„Auch Klassenleitungen an Grundschulen brauchen Entlastungsstunden“
Die James-Krüss-Grundschule in Köln meistert Herausforderungen der Elternarbeit. Dennoch gebe es dringenden Handlungsbedarf, sagt Schulleiterin Christiane Hartmann.
„Über 90 Prozent der Kinder an unserer Schule haben einen Migrationshintergrund, mehr als 80 Prozent der Familien leben von staatlichen Transferleistungen. Aufgrund von Sprachbarrieren, Vorbehalten und Überforderung aufseiten der Eltern ist die Zusammenarbeit mit ihnen auf verschiedenen Ebenen herausfordernd. Doch wir meistern das bestmöglich: So ist es uns beispielsweise gelungen, dass über 90 Prozent der Eltern die KIKS-App installiert haben. Dank ihr können wir in verschiedenen Sprachen mit den Eltern kommunizieren. Außerdem sind wir seit viereinhalb Jahren ein Familiengrundschulzentrum.

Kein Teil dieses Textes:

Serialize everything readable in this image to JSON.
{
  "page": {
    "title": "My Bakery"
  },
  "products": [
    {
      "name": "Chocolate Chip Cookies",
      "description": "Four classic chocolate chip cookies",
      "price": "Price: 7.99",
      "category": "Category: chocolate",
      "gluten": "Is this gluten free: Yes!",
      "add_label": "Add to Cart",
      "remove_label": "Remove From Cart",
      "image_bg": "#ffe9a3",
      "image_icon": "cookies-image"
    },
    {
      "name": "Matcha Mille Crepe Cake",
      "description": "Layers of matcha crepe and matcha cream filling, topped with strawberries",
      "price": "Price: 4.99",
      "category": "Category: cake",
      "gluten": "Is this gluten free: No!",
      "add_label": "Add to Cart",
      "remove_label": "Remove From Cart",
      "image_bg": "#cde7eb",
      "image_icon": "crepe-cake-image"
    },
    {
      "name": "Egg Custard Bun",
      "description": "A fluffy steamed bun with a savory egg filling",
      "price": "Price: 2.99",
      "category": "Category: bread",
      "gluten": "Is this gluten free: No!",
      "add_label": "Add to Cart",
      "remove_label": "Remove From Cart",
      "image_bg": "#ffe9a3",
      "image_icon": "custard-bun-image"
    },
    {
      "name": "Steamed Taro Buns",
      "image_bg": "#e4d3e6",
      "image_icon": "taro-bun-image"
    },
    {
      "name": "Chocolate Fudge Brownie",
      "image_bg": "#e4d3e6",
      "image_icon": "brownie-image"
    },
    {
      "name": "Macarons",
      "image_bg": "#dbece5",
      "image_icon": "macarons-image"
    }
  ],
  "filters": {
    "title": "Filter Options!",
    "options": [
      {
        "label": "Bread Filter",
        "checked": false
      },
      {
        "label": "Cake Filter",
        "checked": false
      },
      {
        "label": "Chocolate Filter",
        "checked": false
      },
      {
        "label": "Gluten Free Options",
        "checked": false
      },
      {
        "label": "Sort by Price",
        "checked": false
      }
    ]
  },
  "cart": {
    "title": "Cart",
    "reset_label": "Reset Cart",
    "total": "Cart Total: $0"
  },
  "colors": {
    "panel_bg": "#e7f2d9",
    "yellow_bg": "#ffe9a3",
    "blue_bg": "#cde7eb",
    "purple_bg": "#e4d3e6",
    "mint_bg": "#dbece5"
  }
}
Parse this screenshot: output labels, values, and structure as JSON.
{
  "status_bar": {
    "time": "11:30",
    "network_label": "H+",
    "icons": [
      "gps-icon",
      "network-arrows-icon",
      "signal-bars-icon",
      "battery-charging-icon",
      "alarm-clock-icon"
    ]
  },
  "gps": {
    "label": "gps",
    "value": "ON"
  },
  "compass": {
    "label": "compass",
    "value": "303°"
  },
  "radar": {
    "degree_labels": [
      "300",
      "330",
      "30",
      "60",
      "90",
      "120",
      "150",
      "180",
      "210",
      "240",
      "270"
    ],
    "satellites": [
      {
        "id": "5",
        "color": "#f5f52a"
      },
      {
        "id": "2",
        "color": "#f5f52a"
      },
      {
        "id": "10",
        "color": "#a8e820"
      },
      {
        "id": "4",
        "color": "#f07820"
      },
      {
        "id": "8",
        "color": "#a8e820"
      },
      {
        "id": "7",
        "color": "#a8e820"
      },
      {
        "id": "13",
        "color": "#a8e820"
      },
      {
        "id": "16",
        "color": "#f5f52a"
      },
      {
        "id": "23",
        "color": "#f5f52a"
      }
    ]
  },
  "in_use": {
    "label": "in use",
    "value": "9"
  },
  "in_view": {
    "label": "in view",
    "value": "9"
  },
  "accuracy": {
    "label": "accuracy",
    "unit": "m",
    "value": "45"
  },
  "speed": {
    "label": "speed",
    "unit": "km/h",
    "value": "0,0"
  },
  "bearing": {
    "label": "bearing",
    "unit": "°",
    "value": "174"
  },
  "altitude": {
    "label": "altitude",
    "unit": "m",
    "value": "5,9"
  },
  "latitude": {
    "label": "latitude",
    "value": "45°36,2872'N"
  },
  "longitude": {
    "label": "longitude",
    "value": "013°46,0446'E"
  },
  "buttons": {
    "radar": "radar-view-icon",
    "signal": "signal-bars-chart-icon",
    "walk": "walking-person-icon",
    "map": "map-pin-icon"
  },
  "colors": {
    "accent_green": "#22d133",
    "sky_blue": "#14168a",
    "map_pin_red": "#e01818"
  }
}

Mit dem Vorteil, dass wir den Eltern und Familien verschiedene niedrigschwellige Angebote machen können, wie etwa unser Frauenfrühstück. Anfang des Jahres hatten diese Frauen dann die Idee, die Mütter der ersten Klassen zu einem gemeinsamen Ausflug einzuladen. Die Resonanz war großartig! So ist eine gute Vertrauensbasis entstanden.
Bei allen Erfolgen in der Elternarbeit müssen sich drei Dinge unbedingt noch ändern:
1. Anerkennung des Zeitaufwands: Die Elternarbeit nimmt einen erheblichen Teil unserer Zeit in Anspruch. Wenn zum Beispiel bei Elterngesprächen Dolmetscherinnen und Dolmetscher dabei sind, verdoppelt sich die Gesprächszeit. Auch die fundierte Beratung zu den vielfach notwendigen Unterstützungsbedarfen oder zur Entwicklung toller Potenziale braucht enorm viel Zeit, vor allem, wenn die Eltern sich im Bildungs- und Hilfesystem nicht auskennen. Wie in der Sekundarstufe II brauchen deshalb auch Klassenleitungen an Grundschulen Entlastungsstunden. So hätten wir mehr Zeit für andere Dinge wie eine solide Elternarbeit. Alle Fäden zu jedem Kind laufen bei den Klassenleitungen zusammen. Sie managen neben dem Unterricht und der Klassenorga alle individuell verschiedenen ‚Fälle‘: eine Mammutaufgabe!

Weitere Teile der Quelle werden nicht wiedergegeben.